Hab die lange nicht gehört und die "Brothers..." als stärker in Erinnerung. Bei "Visions..." gehe ich mit, die ist durch zu viele Songs verwässert worden.

Obrac

12.06.2026 - 08:25

Ich empfand die nach der grandiosen Saint Bartlett damals als Enttäuschung, habe aber tatsächlich mal wieder Bock, sie zu hören.

Shadow Talk

12.06.2026 - 08:42

Mein Plan heute Abend:
Kochen -> Maraqopa
Essen -> „Brothers…“
Flasche Wein wird entkorkt -> „Visions…“

saihttam

12.06.2026 - 11:39

Guter Plan! Bin jetzt an der Visions...

Wenn man das mit dem wilden Traum als Inspiration für die Trilogie einbezieht, dann passt es ja auch, dass das ganze immer verrückter und diffuser wird.

Shadow Talk

12.06.2026 - 21:26

Listening Session läuft parallel zu Kanada vs. Bosnien (Fußball natürlich auf mute :-)).

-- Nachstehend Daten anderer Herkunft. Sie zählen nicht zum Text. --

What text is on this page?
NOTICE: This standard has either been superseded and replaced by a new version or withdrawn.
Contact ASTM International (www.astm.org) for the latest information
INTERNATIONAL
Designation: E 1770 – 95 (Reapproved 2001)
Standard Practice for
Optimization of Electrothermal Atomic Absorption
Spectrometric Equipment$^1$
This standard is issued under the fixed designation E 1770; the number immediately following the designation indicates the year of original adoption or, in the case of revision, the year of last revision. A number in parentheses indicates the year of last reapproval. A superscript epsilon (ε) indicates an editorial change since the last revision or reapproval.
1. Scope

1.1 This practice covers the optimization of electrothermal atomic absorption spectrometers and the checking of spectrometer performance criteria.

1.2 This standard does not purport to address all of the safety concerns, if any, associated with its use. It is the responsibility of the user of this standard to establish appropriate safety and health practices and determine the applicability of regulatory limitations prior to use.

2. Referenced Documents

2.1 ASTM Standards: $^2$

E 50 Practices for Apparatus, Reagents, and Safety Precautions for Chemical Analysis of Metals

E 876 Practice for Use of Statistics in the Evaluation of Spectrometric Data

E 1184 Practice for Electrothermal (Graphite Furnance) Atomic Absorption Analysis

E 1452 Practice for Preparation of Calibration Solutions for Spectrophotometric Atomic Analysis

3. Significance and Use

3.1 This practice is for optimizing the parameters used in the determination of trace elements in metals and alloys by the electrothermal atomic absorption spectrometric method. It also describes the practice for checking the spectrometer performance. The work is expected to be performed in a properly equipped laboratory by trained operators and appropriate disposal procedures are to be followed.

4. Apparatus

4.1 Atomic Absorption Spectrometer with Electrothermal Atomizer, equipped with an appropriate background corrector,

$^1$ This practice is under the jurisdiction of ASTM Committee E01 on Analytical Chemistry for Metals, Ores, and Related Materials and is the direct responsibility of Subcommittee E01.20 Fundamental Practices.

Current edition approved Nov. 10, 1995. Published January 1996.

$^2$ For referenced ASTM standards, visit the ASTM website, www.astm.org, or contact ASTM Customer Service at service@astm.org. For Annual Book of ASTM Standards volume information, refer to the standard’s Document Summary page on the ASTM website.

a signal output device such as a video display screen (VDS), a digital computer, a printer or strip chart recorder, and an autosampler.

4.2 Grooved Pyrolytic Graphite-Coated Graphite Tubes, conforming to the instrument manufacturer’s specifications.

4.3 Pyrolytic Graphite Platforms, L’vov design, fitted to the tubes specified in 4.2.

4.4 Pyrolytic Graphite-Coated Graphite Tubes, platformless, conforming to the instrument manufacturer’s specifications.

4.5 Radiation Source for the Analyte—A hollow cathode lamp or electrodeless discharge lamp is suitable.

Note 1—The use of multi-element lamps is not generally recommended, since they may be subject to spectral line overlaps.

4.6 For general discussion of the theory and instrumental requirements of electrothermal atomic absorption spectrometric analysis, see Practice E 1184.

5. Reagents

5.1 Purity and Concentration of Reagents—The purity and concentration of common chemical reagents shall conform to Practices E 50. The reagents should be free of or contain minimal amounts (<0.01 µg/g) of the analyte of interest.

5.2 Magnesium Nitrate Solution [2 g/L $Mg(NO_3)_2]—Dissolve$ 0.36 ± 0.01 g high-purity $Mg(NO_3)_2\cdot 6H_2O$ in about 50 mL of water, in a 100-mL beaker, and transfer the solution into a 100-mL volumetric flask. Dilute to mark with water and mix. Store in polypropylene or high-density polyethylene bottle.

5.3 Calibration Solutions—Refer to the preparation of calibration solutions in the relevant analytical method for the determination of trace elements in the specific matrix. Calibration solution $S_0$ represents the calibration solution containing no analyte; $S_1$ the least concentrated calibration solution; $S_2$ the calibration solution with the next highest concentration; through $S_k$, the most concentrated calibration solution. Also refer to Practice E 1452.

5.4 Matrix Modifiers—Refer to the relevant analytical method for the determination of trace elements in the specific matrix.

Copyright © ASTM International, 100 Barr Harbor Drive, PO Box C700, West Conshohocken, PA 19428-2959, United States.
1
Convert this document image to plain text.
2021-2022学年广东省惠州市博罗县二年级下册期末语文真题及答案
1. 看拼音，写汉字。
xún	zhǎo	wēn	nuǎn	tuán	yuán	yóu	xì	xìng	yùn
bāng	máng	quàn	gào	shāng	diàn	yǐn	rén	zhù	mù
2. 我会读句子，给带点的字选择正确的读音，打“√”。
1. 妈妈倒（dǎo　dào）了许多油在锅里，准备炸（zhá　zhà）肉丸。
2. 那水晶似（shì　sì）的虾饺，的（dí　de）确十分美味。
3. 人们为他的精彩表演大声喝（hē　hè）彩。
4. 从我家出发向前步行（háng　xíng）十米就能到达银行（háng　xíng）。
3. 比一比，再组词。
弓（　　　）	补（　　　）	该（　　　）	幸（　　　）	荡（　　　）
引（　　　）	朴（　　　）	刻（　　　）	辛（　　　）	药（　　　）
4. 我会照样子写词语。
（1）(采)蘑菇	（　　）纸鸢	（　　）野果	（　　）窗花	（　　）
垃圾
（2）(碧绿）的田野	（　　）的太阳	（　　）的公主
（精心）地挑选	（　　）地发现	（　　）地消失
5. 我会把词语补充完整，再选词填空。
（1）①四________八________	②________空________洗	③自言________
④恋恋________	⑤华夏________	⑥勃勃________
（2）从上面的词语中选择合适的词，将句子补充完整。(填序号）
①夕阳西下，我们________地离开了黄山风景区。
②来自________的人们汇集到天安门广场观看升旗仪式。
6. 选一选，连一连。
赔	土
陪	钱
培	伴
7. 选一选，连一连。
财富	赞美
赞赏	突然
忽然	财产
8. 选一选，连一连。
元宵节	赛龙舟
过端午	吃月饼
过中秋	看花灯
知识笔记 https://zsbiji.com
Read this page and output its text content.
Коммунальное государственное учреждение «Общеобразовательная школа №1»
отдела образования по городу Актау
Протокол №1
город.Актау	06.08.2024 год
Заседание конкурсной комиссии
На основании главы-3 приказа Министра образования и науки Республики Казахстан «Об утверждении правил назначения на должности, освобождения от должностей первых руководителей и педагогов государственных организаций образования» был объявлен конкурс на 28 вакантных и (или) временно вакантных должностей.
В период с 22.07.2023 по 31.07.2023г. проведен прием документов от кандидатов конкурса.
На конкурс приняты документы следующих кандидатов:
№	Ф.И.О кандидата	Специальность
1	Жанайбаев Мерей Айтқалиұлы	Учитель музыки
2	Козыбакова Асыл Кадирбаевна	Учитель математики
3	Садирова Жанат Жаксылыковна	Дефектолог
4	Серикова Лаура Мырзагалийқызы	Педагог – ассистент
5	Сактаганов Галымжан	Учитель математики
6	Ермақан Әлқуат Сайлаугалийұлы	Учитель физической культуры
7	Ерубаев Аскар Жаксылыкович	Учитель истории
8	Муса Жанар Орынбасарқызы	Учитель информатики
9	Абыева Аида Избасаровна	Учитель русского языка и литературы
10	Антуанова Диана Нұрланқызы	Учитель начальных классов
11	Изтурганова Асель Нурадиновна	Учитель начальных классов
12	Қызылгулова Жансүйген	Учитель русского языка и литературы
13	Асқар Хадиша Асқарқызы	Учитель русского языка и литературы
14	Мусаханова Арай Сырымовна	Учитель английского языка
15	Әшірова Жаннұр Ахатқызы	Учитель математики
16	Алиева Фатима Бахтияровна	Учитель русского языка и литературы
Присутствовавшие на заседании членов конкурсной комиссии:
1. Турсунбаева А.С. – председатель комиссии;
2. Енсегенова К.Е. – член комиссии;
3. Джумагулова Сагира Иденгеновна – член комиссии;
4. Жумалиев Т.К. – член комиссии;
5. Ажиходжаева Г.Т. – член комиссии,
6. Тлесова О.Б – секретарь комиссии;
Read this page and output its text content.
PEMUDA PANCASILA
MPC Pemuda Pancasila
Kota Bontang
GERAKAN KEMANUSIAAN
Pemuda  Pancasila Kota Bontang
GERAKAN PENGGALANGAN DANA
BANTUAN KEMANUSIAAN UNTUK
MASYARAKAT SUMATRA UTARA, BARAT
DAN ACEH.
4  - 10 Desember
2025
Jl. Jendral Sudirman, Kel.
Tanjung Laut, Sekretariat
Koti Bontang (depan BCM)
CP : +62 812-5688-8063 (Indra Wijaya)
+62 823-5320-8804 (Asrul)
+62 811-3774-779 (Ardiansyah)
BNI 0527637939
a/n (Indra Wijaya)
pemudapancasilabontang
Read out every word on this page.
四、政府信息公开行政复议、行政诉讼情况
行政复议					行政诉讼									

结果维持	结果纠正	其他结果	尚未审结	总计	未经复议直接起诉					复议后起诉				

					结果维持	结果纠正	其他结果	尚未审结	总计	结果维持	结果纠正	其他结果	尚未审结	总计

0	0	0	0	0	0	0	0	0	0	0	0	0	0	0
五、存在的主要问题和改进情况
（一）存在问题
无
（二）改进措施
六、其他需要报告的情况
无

Kann mich nicht recht entscheiden, ich mag einfach alle 3 der Triologie. Ich verstehe warum saihttam Maraqopa bevorzugt, da es das kongruenteste Album ist, allerdings bleibt für mich der leichte Spannungsabfall in der 2. Hälfte. Working Titles und Museum of Flight auch leicht an der Grenze zum bisschen Kitschigen, aber irgendwie auch gut. Insgesamt mit einigen Jahren Abstand ist das Album aber für mich gewachsen.

Das stärkste der 3 bleibt aber „Brothers…“, da es Elemente der beiden anderen vereinbart und auch starke Einzelsongs hat. Silver Timothy als standout psychedelic Track, Metallic Cloud und auch die etwas ruhigere zweite Seite.

Gerade läuft „Visions…“. Hier merkt man einfach den Spaß der beiden bei den Recording Sessions. Man kann fast den Spliff von Richard riechen und sich vorstellen wie auch Damien passiv high vollkommen in dieser psychedelischen 70er-Welt aufgeht um seinen wirren Traum zu vertonen. :-) Klingt ein wenig wild zusammengewürfelt und vom Sound am schwächsten (schlechte Pressung?), aber macht mir sehr viel Spaß.